Service fought the dismissal, and was eventually reinstated in 1957, but his career never recovered from the damage. Like the other “China hands” who were hounded out of the State Department, Service’s real crime was his unremitting criticism of the Nationalist Chinese government of Chiang Kai-Shek during and after World War II. All believed that Chiang’s government—due to corruption, incompetence, and brutality—was doomed to fall to the communist forces in China. Thus, Service and his colleagues became easy scapegoats for Red Scare promoters such as McCarthy. Their dismissals severely damaged the Far East division of the Department of State, destroyed morale in the Foreign Service, and effectively squashed any dissenting debate concerning America’s China policy. All of these factors assisted in the serious underestimation of communist China’s political investment in Korea and Vietnam and indirectly resulted in the military conflicts in those countries in the years to come.
We clearly underestimated China’s willingness to intervene in Korea and subsequently overestimated their willingness to intervene in Vietnam. Both errors were extremely costly and possibly avoidable if we hadn’t purged the State Department of the expertise we had there to help guide our policy makers and military leaders.
Flash forward to today.
In December 2016, the department employed 2,580 people under the foreign affairs occupation series, according to data from the Office of Personnel Management. By September 2017—the most recent data available—that number fell to 2,273, a decrease of roughly 11.9 percent.

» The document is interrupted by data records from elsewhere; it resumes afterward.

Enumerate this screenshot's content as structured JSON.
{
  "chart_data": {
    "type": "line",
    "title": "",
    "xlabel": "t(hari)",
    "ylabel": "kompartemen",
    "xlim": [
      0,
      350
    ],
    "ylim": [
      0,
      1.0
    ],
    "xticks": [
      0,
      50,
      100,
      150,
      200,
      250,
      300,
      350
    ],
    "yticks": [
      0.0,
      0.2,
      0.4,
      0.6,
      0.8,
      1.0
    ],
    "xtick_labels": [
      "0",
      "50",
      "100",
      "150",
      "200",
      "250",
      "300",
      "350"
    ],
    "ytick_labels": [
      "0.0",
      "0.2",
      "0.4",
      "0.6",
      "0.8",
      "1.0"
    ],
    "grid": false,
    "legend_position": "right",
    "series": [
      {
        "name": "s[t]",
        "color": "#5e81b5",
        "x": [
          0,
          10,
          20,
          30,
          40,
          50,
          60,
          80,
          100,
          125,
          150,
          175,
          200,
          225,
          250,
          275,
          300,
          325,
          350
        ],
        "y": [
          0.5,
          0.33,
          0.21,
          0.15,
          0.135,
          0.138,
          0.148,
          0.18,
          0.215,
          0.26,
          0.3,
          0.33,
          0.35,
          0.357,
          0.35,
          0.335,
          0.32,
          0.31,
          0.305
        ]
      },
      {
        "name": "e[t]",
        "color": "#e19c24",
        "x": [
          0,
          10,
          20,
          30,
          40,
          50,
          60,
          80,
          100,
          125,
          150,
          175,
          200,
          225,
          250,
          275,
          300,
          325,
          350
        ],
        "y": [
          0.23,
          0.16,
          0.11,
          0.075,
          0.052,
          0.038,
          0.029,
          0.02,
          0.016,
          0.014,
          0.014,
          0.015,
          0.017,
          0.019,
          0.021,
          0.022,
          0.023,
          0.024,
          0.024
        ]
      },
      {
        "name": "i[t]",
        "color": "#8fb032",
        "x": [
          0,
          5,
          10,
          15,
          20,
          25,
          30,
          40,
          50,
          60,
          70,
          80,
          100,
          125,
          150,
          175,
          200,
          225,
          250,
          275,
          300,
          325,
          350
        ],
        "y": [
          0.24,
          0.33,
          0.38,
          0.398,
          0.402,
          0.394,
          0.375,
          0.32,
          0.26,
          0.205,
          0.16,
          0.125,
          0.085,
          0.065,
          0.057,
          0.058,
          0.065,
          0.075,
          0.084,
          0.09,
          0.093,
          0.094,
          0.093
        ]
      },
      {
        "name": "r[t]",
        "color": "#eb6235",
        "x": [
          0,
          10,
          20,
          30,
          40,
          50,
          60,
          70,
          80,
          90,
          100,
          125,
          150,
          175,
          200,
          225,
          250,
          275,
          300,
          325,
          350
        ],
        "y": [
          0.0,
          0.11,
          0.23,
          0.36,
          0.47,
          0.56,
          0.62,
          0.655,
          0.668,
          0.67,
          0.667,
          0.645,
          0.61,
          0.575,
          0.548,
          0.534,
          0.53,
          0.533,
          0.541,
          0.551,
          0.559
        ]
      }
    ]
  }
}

Most employees under the series serve as foreign affairs officers, a broad role that encompasses responsibilities such as advising, administering and researching foreign policy areas like trade, drug trafficking, arms control and the environment. Foreign affairs officers also serve as key figures in international negotiations.
Foreign affairs employees made up more than 40 percent of the 836 civilians who left the State Department between January 1, 2017, and September 30, 2017—the final month of the Obama administration and the first eight months of the Trump administration.
The drop off in foreign affairs officers reflects a larger overall trend in Secretary of State Rex Tillerson’s treatment of his agency’s career workforce, said Ron Neumann, a retired 37-year State Department veteran who served as ambassador to Algeria, Bahrain and Afghanistan. The most recent administration appears to have a unique “contempt” for the career workforce, Neumann told Government Executive, prompting many top policy experts to leave the government’s diplomatic arm, whether they want to or not.
The risks today are the same as they were in the late 1940’s and early 1950’s when the collective freak-out about the “loss” of China combined with the Soviet Union’s nuclear capabilities, totalitarian tendencies and expansionist foreign policy created a ripe environment for McCarthyism.
In most ways, McCarthyism was a more rational and understandable mistake than what we’re experiencing right now. There’s really no rhyme or reason to the current purge other than some kind of misguided hostility to our own government, combined perhaps with a grouping of policies so hostile to reality that expertise is seen as a positive hindrance.
We’ll be extraordinarily lucky if we don’t wind up paying a similar price in the near future to the one we paid in Korea and Vietnam. A nation cannot make itself stupid and get away with it.